Ana Facó usava o pseudônimo de Nitio-Abá, não homem, não índio, não pessoa. Escreveu dois romances, publicados sob a forma de folhetins, capítulo a capítulo, em jornal. Rapto jocoso, 1906, romance popular histórico, passeia pelos sertões cearenses por meio da história de dois pretendentes à mão de Dunamira: um velho e um jovem. Narra num tom, segundo crítico da época, de humor bastante machadiano. Dos trechos que li, gostei imensamente da riqueza de linguagem, das citações a quadrinhas sertanejas, a costumes locais. “Bonina, flor da noite, Não abre senão de tarde; Pelos olhos eu conheço Quem me quer bem de verdade.” No outro romance, Nuvens, 1907, um casal de enamorados se separa pelas intrigas de uma pretensa amiga. Os dois foram publicados em livro apenas depois da morte de Ana Facó, e merecem reedição, assim como os de Emília Freitas. Precisam ser conhecidos, e lidos por olhos encantados.

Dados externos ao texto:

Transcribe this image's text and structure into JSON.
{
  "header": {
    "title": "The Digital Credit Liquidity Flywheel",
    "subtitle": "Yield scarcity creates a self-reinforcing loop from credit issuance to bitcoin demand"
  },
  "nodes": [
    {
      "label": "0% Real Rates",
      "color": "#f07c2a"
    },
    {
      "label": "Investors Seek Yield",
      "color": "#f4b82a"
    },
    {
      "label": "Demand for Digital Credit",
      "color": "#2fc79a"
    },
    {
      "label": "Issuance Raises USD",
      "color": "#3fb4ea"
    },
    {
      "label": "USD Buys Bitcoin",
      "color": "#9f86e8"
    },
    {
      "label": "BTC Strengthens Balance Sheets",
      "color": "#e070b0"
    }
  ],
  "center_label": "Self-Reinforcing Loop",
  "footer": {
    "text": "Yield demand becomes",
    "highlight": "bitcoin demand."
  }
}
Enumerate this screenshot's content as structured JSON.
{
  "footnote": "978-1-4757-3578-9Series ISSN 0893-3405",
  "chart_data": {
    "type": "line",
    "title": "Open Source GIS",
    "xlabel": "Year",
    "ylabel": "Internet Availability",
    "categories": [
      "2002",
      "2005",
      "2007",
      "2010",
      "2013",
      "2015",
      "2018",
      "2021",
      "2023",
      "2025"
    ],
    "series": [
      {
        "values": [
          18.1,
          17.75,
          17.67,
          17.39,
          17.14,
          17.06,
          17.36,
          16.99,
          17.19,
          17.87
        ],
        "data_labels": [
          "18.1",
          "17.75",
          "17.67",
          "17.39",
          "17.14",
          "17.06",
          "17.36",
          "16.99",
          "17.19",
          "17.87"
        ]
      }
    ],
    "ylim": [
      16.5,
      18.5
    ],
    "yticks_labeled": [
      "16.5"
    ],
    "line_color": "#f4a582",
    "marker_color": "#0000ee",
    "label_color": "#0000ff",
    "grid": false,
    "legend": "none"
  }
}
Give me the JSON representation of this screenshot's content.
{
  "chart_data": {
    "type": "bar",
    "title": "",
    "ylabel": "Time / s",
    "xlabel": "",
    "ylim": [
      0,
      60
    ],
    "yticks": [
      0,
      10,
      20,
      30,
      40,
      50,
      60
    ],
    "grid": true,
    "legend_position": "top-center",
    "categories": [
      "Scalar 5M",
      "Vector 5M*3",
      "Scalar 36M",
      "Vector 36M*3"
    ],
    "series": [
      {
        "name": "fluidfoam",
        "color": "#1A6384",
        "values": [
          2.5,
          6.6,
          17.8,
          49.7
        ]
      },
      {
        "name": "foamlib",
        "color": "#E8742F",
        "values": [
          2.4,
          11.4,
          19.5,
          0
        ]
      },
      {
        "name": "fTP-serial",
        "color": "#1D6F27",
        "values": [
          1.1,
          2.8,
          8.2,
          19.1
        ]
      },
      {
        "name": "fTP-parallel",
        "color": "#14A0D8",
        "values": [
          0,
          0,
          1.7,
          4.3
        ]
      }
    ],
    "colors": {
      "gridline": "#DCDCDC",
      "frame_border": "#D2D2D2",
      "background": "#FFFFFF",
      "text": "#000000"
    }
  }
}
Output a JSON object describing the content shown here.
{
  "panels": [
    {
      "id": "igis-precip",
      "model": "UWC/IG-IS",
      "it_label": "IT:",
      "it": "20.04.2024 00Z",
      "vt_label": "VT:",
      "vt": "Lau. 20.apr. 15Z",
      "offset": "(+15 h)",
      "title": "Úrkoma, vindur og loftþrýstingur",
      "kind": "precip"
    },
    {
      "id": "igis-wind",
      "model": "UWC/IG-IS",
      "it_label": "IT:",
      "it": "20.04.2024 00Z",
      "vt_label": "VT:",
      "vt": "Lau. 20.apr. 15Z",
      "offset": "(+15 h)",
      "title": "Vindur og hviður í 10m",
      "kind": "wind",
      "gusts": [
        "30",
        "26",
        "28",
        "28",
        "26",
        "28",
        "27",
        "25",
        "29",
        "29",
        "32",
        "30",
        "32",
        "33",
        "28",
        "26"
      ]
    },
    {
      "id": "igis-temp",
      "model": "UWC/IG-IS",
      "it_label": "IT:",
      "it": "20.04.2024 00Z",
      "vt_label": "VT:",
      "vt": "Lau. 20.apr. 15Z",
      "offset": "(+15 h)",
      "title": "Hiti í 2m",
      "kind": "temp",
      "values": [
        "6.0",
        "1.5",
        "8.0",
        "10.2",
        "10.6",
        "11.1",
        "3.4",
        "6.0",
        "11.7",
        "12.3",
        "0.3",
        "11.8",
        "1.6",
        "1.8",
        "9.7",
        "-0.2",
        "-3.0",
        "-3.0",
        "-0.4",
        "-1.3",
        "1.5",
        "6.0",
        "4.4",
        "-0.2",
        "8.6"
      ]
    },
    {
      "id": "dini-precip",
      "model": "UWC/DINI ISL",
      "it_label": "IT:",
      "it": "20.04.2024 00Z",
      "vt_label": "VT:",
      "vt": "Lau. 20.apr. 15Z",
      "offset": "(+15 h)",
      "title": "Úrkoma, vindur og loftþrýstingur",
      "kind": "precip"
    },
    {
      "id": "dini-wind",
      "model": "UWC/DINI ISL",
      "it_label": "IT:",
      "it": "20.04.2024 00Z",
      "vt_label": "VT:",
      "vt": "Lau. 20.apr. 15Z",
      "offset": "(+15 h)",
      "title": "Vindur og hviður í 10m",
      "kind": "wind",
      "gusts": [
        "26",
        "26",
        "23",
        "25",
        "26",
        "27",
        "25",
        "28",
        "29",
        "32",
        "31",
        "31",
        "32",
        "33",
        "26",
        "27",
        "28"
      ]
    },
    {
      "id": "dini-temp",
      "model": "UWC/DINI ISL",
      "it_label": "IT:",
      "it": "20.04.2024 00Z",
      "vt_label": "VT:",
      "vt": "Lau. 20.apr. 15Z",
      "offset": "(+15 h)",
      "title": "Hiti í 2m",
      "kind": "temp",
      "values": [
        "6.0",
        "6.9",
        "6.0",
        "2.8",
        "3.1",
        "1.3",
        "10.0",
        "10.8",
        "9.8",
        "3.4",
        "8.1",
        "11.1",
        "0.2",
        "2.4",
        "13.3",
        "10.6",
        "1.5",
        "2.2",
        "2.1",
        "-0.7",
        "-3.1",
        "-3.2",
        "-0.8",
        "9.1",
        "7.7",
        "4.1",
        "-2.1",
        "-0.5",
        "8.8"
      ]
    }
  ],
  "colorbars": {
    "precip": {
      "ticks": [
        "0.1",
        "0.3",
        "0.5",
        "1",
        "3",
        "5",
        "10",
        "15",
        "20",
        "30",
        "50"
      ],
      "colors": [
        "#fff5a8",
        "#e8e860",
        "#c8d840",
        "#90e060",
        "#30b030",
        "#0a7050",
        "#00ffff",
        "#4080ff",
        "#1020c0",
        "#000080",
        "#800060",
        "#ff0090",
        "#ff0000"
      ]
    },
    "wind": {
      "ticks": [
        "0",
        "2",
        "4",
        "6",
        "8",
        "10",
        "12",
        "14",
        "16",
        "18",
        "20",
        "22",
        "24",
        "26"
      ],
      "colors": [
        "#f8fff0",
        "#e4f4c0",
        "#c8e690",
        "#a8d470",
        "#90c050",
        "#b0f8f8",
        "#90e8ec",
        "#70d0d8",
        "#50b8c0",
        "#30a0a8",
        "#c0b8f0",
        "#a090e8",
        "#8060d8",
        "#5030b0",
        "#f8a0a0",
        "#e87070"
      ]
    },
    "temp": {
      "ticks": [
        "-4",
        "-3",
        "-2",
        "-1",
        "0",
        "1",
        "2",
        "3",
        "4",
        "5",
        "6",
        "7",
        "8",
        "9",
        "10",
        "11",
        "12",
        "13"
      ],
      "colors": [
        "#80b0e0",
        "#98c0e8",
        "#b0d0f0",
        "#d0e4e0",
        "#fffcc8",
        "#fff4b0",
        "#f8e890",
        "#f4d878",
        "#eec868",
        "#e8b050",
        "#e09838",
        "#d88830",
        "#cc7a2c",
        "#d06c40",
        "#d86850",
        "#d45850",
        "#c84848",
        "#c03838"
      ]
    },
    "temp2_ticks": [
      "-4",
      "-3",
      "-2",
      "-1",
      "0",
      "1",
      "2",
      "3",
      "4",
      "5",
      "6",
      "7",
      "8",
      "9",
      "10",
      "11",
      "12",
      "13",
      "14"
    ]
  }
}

Fico feliz, as mulheres não estiveram assim tão ausentes do romance brasileiro, apenas foram lançadas ao oblívio. Ainda surgirão outras. No Ceará, terra de matriarcado, com heroínas, potentadas, guerreiras valentes, abolicionistas, haveria de haver romancistas anteriores a Rachel de Queiroz. “Mas a rotina da educação provinciana, a timidez, a resignação um tanto oriental do seu temperamento, tudo leva a negligenciar o cultivo do espírito em proveito das utilidades da feminilidade tradicional”, como escreveu nosso poeta Antonio Sales, citado no livro da professora Cecília Maria Cunha, Além do amor e das flores: primeiras escritoras cearenses. Esse precioso livro aprofunda o conhecimento sobre as duas romancistas cearenses, localizando-as entre nossas outras escritoras de poesia, dramas, textos jornalísticos. E vemos como foi difícil desbravar caminhos dentro do mundo cultivado pelo espírito.
Ana Miranda é escritora, autora de Boca do Inferno, Desmundo, Dias & Dias, Yuxin, entre outros romances, editados pela Companhia das Letras.